The other option is to fix #7921. Then we can remove the noescape annotation.

aclements commented 3 years ago

@mdempsky , any thoughts on fixing #7921 in the context of this issue?

mdempsky commented 3 years ago

I think fixing #7921 is doable for Go 1.18, but I wouldn't feel comfortable backporting it to 1.16/1.17.

bcmills commented 3 years ago

Another option would be to only perform the copyCheck in the first place in race mode, and drop the noescape hack from it. That would cause things to escape (and allocate) in race mode, but at least wouldn't produce invalid pointers in non-race mode.

That wouldn't detect memory corruption as readily in non-race mode, but if users observe possible memory corruption they should be testing in race mode anyway.

bcmills commented 3 years ago

Yet another option might be to use buf itself for the copy check, and make the check opportunistic rather than trying to flag exactly every bad write. That might look like:

type Builder struct {
    buf []byte
}

func (b *Builder) copyCheck() {
    i := len(buf)
    if i == cap(buf) {
        return  // Can't check for copying if the buffer is exactly full.
    }
    if b := buf[:cap(buf)][i]; b != 0 {
        // This builder has not written to buf[i] yet,
        // so if it is nonzero it must have been written through a (disallowed) copy.
        panic("strings: illegal use of non-zero Builder copied by value")
    }
}
bcmills commented 3 years ago

Or, we could even combine the above two approaches: use an opportunistic check via buf all the time, and a safe, fully-precise check (that incidentally causes the *Builder to escape) only in race mode.

guodongli-google commented 3 years ago

I did a preliminary experiment of extending the "copylock" checker to check for the copying of "strings.Builder", e.g.
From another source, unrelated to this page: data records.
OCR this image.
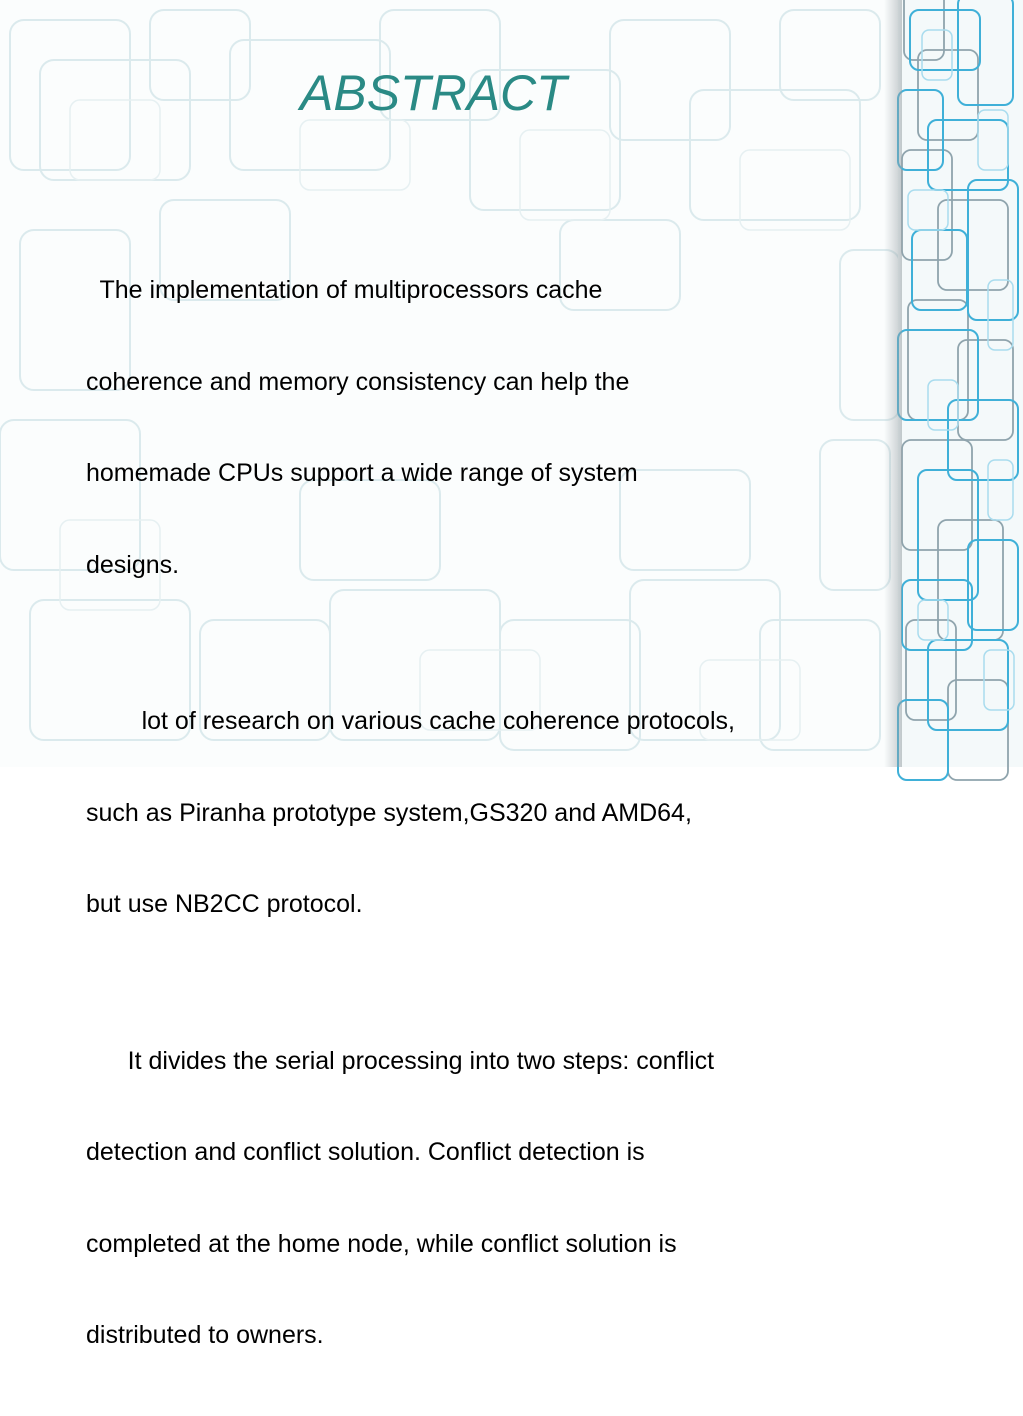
ABSTRACT

The implementation of multiprocessors cache

coherence and memory consistency can help the

homemade CPUs support a wide range of system

designs.

lot of research on various cache coherence protocols,

such as Piranha prototype system,GS320 and AMD64,

but use NB2CC protocol.

It divides the serial processing into two steps: conflict

detection and conflict solution. Conflict detection is

completed at the home node, while conflict solution is

distributed to owners.
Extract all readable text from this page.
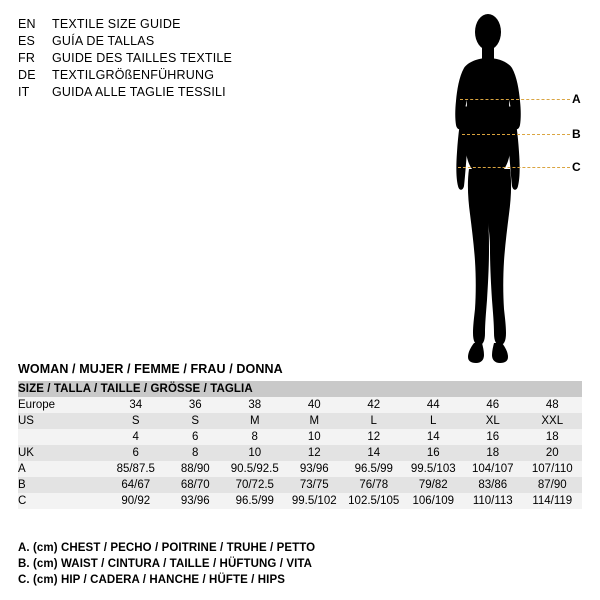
EN	TEXTILE SIZE GUIDE
ES	GUÍA DE TALLAS
FR	GUIDE DES TAILLES TEXTILE
DE	TEXTILGRÖßENFÜHRUNG
IT	GUIDA ALLE TAGLIE TESSILI	A
B
C
WOMAN / MUJER / FEMME / FRAU / DONNA
SIZE / TALLA / TAILLE / GRÖSSE / TAGLIA								
Europe	34	36	38	40	42	44	46	48
US	S	S	M	M	L	L	XL	XXL
	4	6	8	10	12	14	16	18
UK	6	8	10	12	14	16	18	20
A	85/87.5	88/90	90.5/92.5	93/96	96.5/99	99.5/103	104/107	107/110
B	64/67	68/70	70/72.5	73/75	76/78	79/82	83/86	87/90
C	90/92	93/96	96.5/99	99.5/102	102.5/105	106/109	110/113	114/119
A. (cm) CHEST / PECHO / POITRINE / TRUHE / PETTO
B. (cm) WAIST / CINTURA / TAILLE / HÜFTUNG / VITA
C. (cm) HIP / CADERA / HANCHE / HÜFTE / HIPS
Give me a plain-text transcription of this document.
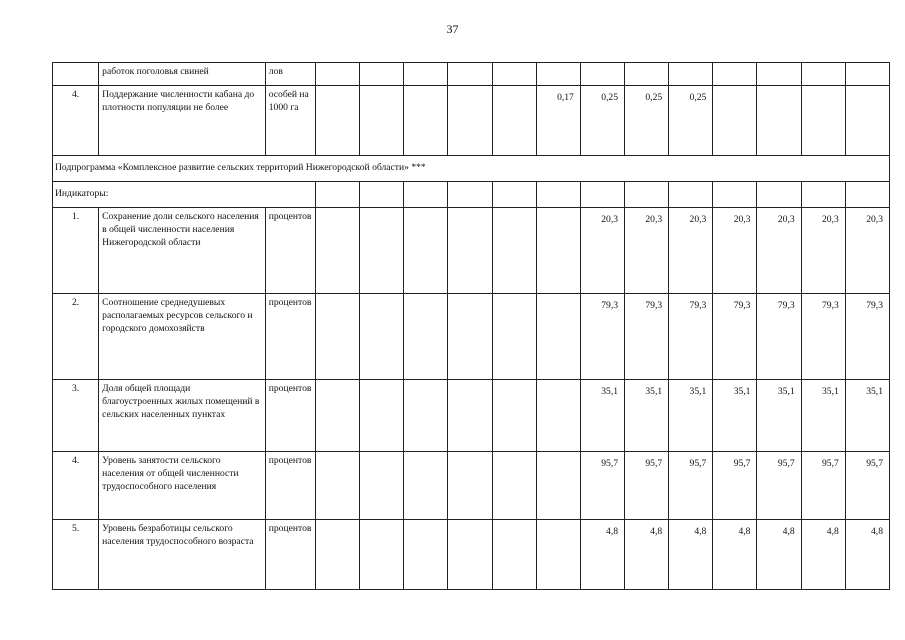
37
	работок поголовья свиней	лов													
4.	Поддержание численности кабана до плотности популяции не более	особей на 1000 га						0,17	0,25	0,25	0,25				
Подпрограмма «Комплексное развитие сельских территорий Нижегородской области» ***															
Индикаторы:															
1.	Сохранение доли сельского населения в общей численности населения Нижегородской области	процентов							20,3	20,3	20,3	20,3	20,3	20,3	20,3
2.	Соотношение среднедушевых располагаемых ресурсов сельского и городского домохозяйств	процентов							79,3	79,3	79,3	79,3	79,3	79,3	79,3
3.	Доля общей площади благоустроенных жилых помещений в сельских населенных пунктах	процентов							35,1	35,1	35,1	35,1	35,1	35,1	35,1
4.	Уровень занятости сельского населения от общей численности трудоспособного населения	процентов							95,7	95,7	95,7	95,7	95,7	95,7	95,7
5.	Уровень безработицы сельского населения трудоспособного возраста	процентов							4,8	4,8	4,8	4,8	4,8	4,8	4,8
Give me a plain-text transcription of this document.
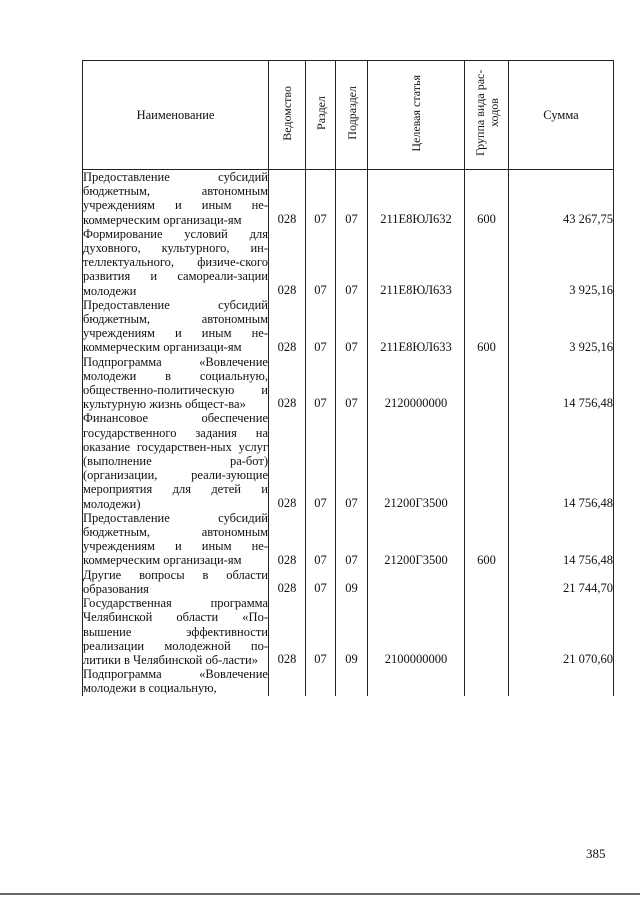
Наименование	Ведомство	Раздел	Подраздел	Целевая статья	Группа вида рас-ходов	Сумма
Предоставление субсидий бюджетным, автономным учреждениям и иным не-коммерческим организаци-ям	028	07	07	211Е8ЮЛ632	600	43 267,75
Формирование условий для духовного, культурного, ин-теллектуального, физиче-ского развития и самореали-зации молодежи	028	07	07	211Е8ЮЛ633		3 925,16
Предоставление субсидий бюджетным, автономным учреждениям и иным не-коммерческим организаци-ям	028	07	07	211Е8ЮЛ633	600	3 925,16
Подпрограмма «Вовлечение молодежи в социальную, общественно-политическую и культурную жизнь общест-ва»	028	07	07	2120000000		14 756,48
Финансовое обеспечение государственного задания на оказание государствен-ных услуг (выполнение ра-бот) (организации, реали-зующие мероприятия для детей и молодежи)	028	07	07	21200Г3500		14 756,48
Предоставление субсидий бюджетным, автономным учреждениям и иным не-коммерческим организаци-ям	028	07	07	21200Г3500	600	14 756,48
Другие вопросы в области образования	028	07	09			21 744,70
Государственная программа Челябинской области «По-вышение эффективности реализации молодежной по-литики в Челябинской об-ласти»	028	07	09	2100000000		21 070,60
Подпрограмма «Вовлечение молодежи в социальную,						
385
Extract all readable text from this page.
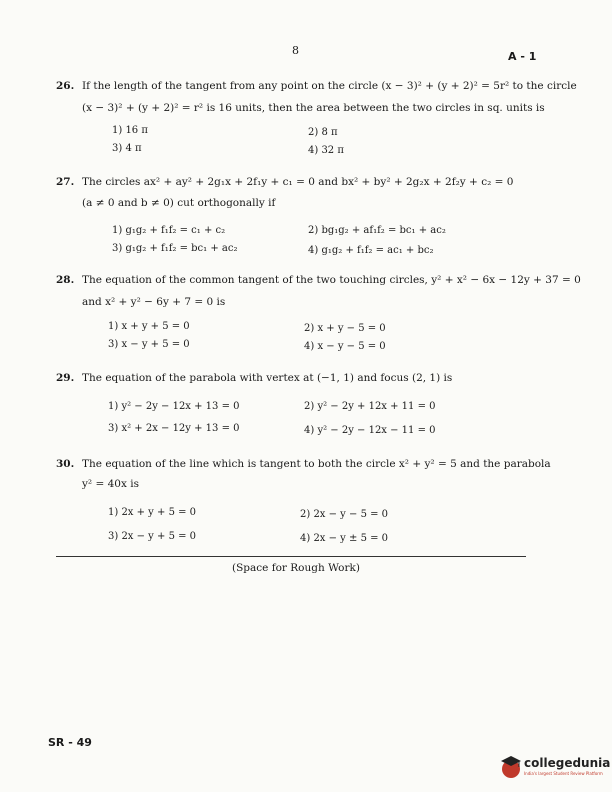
8	A - 1
26. If the length of the tangent from any point on the circle (x − 3)² + (y + 2)² = 5r² to the circle
(x − 3)² + (y + 2)² = r² is 16 units, then the area between the two circles in sq. units is
1) 16 π	2) 8 π
3) 4 π	4) 32 π
27. The circles ax² + ay² + 2g₁x + 2f₁y + c₁ = 0 and bx² + by² + 2g₂x + 2f₂y + c₂ = 0
(a ≠ 0 and b ≠ 0) cut orthogonally if
1) g₁g₂ + f₁f₂ = c₁ + c₂	2) bg₁g₂ + af₁f₂ = bc₁ + ac₂
3) g₁g₂ + f₁f₂ = bc₁ + ac₂	4) g₁g₂ + f₁f₂ = ac₁ + bc₂
28. The equation of the common tangent of the two touching circles, y² + x² − 6x − 12y + 37 = 0
and x² + y² − 6y + 7 = 0 is
1) x + y + 5 = 0	2) x + y − 5 = 0
3) x − y + 5 = 0	4) x − y − 5 = 0
29. The equation of the parabola with vertex at (−1, 1) and focus (2, 1) is
1) y² − 2y − 12x + 13 = 0	2) y² − 2y + 12x + 11 = 0
3) x² + 2x − 12y + 13 = 0	4) y² − 2y − 12x − 11 = 0
30. The equation of the line which is tangent to both the circle x² + y² = 5 and the parabola
y² = 40x is
1) 2x + y + 5 = 0	2) 2x − y − 5 = 0
3) 2x − y + 5 = 0	4) 2x − y ± 5 = 0
(Space for Rough Work)
SR - 49
collegedunia
India's largest Student Review Platform
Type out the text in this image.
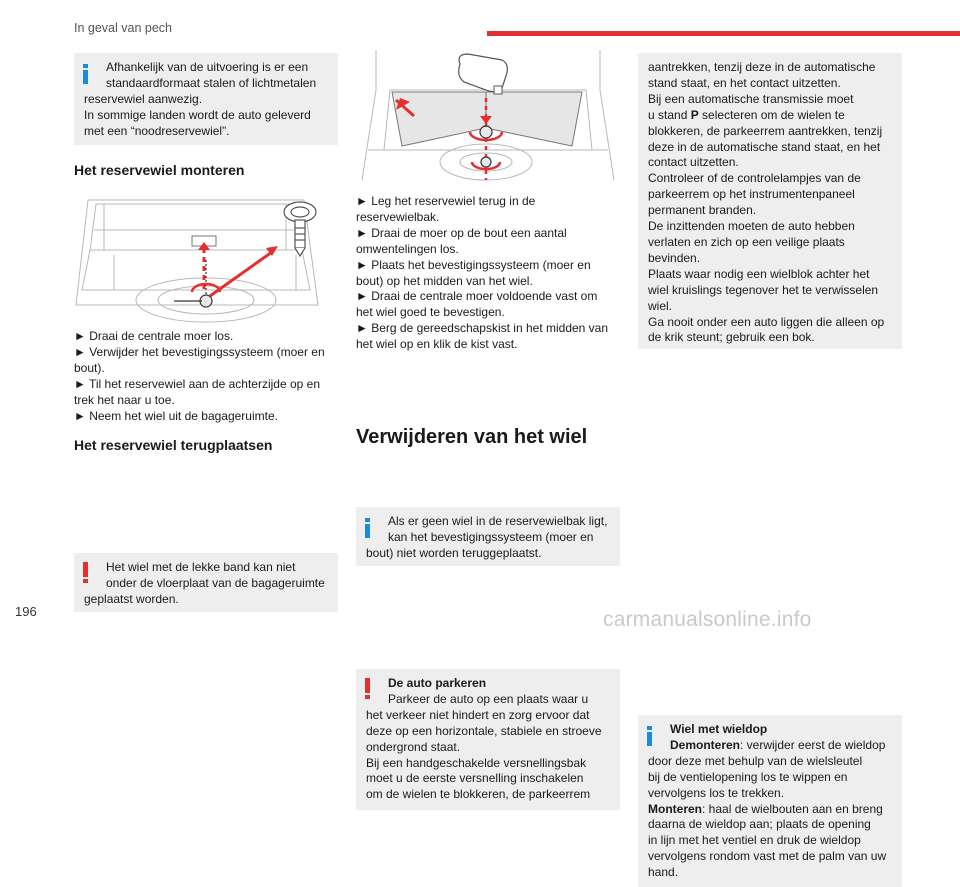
In geval van pech
Afhankelijk van de uitvoering is er een
standaardformaat stalen of lichtmetalen
reservewiel aanwezig.
In sommige landen wordt de auto geleverd
met een “noodreservewiel”.
Het reservewiel monteren
► Draai de centrale moer los.
► Verwijder het bevestigingssysteem (moer en
bout).
► Til het reservewiel aan de achterzijde op en
trek het naar u toe.
► Neem het wiel uit de bagageruimte.
Het reservewiel terugplaatsen
Het wiel met de lekke band kan niet
onder de vloerplaat van de bagageruimte
geplaatst worden.
► Leg het reservewiel terug in de
reservewielbak.
► Draai de moer op de bout een aantal
omwentelingen los.
► Plaats het bevestigingssysteem (moer en
bout) op het midden van het wiel.
► Draai de centrale moer voldoende vast om
het wiel goed te bevestigen.
► Berg de gereedschapskist in het midden van
het wiel op en klik de kist vast.
Als er geen wiel in de reservewielbak ligt,
kan het bevestigingssysteem (moer en
bout) niet worden teruggeplaatst.
Verwijderen van het wiel
De auto parkeren
Parkeer de auto op een plaats waar u
het verkeer niet hindert en zorg ervoor dat
deze op een horizontale, stabiele en stroeve
ondergrond staat.
Bij een handgeschakelde versnellingsbak
moet u de eerste versnelling inschakelen
om de wielen te blokkeren, de parkeerrem
aantrekken, tenzij deze in de automatische
stand staat, en het contact uitzetten.
Bij een automatische transmissie moet
u stand P selecteren om de wielen te
blokkeren, de parkeerrem aantrekken, tenzij
deze in de automatische stand staat, en het
contact uitzetten.
Controleer of de controlelampjes van de
parkeerrem op het instrumentenpaneel
permanent branden.
De inzittenden moeten de auto hebben
verlaten en zich op een veilige plaats
bevinden.
Plaats waar nodig een wielblok achter het
wiel kruislings tegenover het te verwisselen
wiel.
Ga nooit onder een auto liggen die alleen op
de krik steunt; gebruik een bok.
Wiel met wieldop
Demonteren: verwijder eerst de wieldop
door deze met behulp van de wielsleutel
bij de ventielopening los te wippen en
vervolgens los te trekken.
Monteren: haal de wielbouten aan en breng
daarna de wieldop aan; plaats de opening
in lijn met het ventiel en druk de wieldop
vervolgens rondom vast met de palm van uw
hand.
196	carmanualsonline.info
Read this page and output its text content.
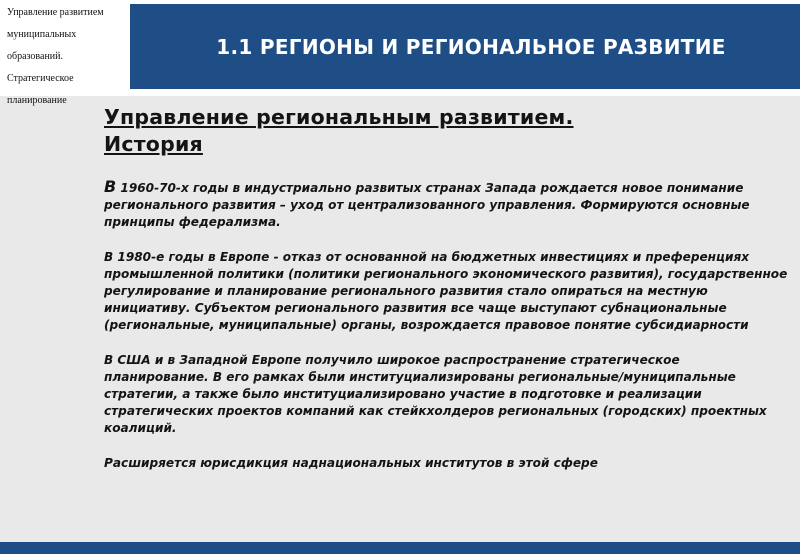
Управление развитием
муниципальных
образований.
Стратегическое
планирование
1.1 РЕГИОНЫ И РЕГИОНАЛЬНОЕ РАЗВИТИЕ
Управление региональным развитием.
История

В 1960-70-х годы в индустриально развитых странах Запада рождается новое понимание регионального развития – уход от централизованного управления. Формируются основные принципы федерализма.

В 1980-е годы в Европе - отказ от основанной на бюджетных инвестициях и преференциях промышленной политики (политики регионального экономического развития), государственное регулирование и планирование регионального развития стало опираться на местную инициативу. Субъектом регионального развития все чаще выступают субнациональные (региональные, муниципальные) органы, возрождается правовое понятие субсидиарности

В США и в Западной Европе получило широкое распространение стратегическое планирование. В его рамках были институциализированы региональные/муниципальные стратегии, а также было институциализировано участие в подготовке и реализации стратегических проектов компаний как стейкхолдеров региональных (городских) проектных коалиций.

Расширяется юрисдикция наднациональных институтов в этой сфере
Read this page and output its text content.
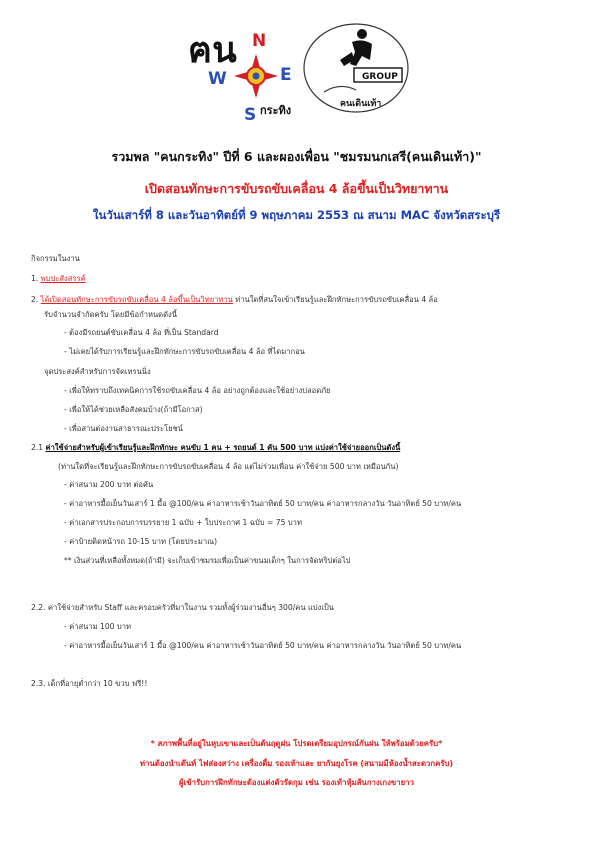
ฅน N
W	E
S กระทิง
GROUP
คนเดินเท้า
รวมพล "คนกระทิง" ปีที่ 6 และผองเพื่อน "ชมรมนกเสรี(คนเดินเท้า)"
เปิดสอนทักษะการขับรถขับเคลื่อน 4 ล้อขึ้นเป็นวิทยาทาน
ในวันเสาร์ที่ 8 และวันอาทิตย์ที่ 9 พฤษภาคม 2553 ณ สนาม MAC จังหวัดสระบุรี
กิจกรรมในงาน
1. พบปะสังสรรค์
2. ได้เปิดสอนทักษะการขับรถขับเคลื่อน 4 ล้อขึ้นเป็นวิทยาทาน ท่านใดที่สนใจเข้าเรียนรู้และฝึกทักษะการขับรถขับเคลื่อน 4 ล้อ
รับจำนวนจำกัดครับ โดยมีข้อกำหนดดังนี้
- ต้องมีรถยนต์ขับเคลื่อน 4 ล้อ ที่เป็น Standard
- ไม่เคยได้รับการเรียนรู้และฝึกทักษะการขับรถขับเคลื่อน 4 ล้อ ที่ไดมากอน
จุดประสงค์สำหรับการจัดเทรนนิ่ง
- เพื่อให้ทราบถึงเทคนิคการใช้รถขับเคลื่อน 4 ล้อ อย่างถูกต้องและใช้อย่างปลอดภัย
- เพื่อให้ได้ช่วยเหลือสังคมบ้าง(ถ้ามีโอกาส)
- เพื่อสานต่องานสาธารณะประโยชน์
2.1 ค่าใช้จ่ายสำหรับผู้เข้าเรียนรู้และฝึกทักษะ คนขับ 1 คน + รถยนต์ 1 คัน 500 บาท แบ่งค่าใช้จ่ายออกเป็นดังนี้
(ท่านใดที่จะเรียนรู้และฝึกทักษะการขับรถขับเคลื่อน 4 ล้อ แต่ไม่ร่วมเพื่อน ค่าใช้จ่าย 500 บาท เหมือนกัน)
- ค่าสนาม 200 บาท ต่อคัน
- ค่าอาหารมื้อเย็นวันเสาร์ 1 มื้อ @100/คน ค่าอาหารเช้าวันอาทิตย์ 50 บาท/คน ค่าอาหารกลางวัน วันอาทิตย์ 50 บาท/คน
- ค่าเอกสารประกอบการบรรยาย 1 ฉบับ + ใบประกาศ 1 ฉบับ = 75 บาท
- ค่าป้ายติดหน้ารถ 10-15 บาท (โดยประมาณ)
** เงินส่วนที่เหลือทั้งหมด(ถ้ามี) จะเก็บเข้าชมรมเพื่อเป็นค่าขนมเด็กๆ ในการจัดทริปต่อไป
2.2. ค่าใช้จ่ายสำหรับ Staff และครอบครัวที่มาในงาน รวมทั้งผู้ร่วมงานอื่นๆ 300/คน แบ่งเป็น
- ค่าสนาม 100 บาท
- ค่าอาหารมื้อเย็นวันเสาร์ 1 มื้อ @100/คน ค่าอาหารเช้าวันอาทิตย์ 50 บาท/คน ค่าอาหารกลางวัน วันอาทิตย์ 50 บาท/คน
2.3. เด็กที่อายุต่ำกว่า 10 ขวบ ฟรี!!
* สภาพพื้นที่อยู่ในหุบเขาและเป็นต้นฤดูฝน โปรดเตรียมอุปกรณ์กันฝน ให้พร้อมด้วยครับ*
ท่านต้องนำเต๊นท์ ไฟส่องสว่าง เครื่องดื่ม รองเท้าและ ยากันยุงโรค (สนามมีห้องน้ำสะดวกครับ)
ผู้เข้ารับการฝึกทักษะต้องแต่งตัวรัดกุม เช่น รองเท้าหุ้มส้นกางเกงขายาว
func lockPath(tpkg *types.Package, typ types.Type) typePath {
    ...
    if named, ok := typ.(*types.Named); ok &&
        named.Obj().Name() == "Builder" &&
        named.Obj().Pkg().Path() == "strings" {
        return []types.Type{typ}
    }

Running this extension of a few open-source cloud projects doesn't generate any finding. This may indicate that its frequency is too low to be a vet checker.

BTW, here are the unit tests:

func BadCopy() {
    var x *strings.Builder
    p := x
    var y strings.Builder
    _ = y  // want `assignment copies value to _: strings.Builder`
    p = &y
    *p = *x  // want `assignment copies value to \*p: *strings.Builder`

    w := struct{ L strings.Builder }{
        L: *x, // want `literal copies value from \*x: strings.Builder`
    }
    print(w)  // want `call of print copies value: struct{L strings.Builder} contains strings.Builder`

    builderList := []strings.Builder{}
    bullder := strings.Builder{}
    builderList = append(builderList, bullder)  // want `call of append copies value: strings.Builder`
}
bcmills commented 8 months ago

See previously:

ianlancetaylor commented 3 months ago

Adding to the 1.24 milestone because this is a pretty bad failure mode. If nothing else we could at least get "go vet" to complain about this, much as it does for copying a sync.Mutex.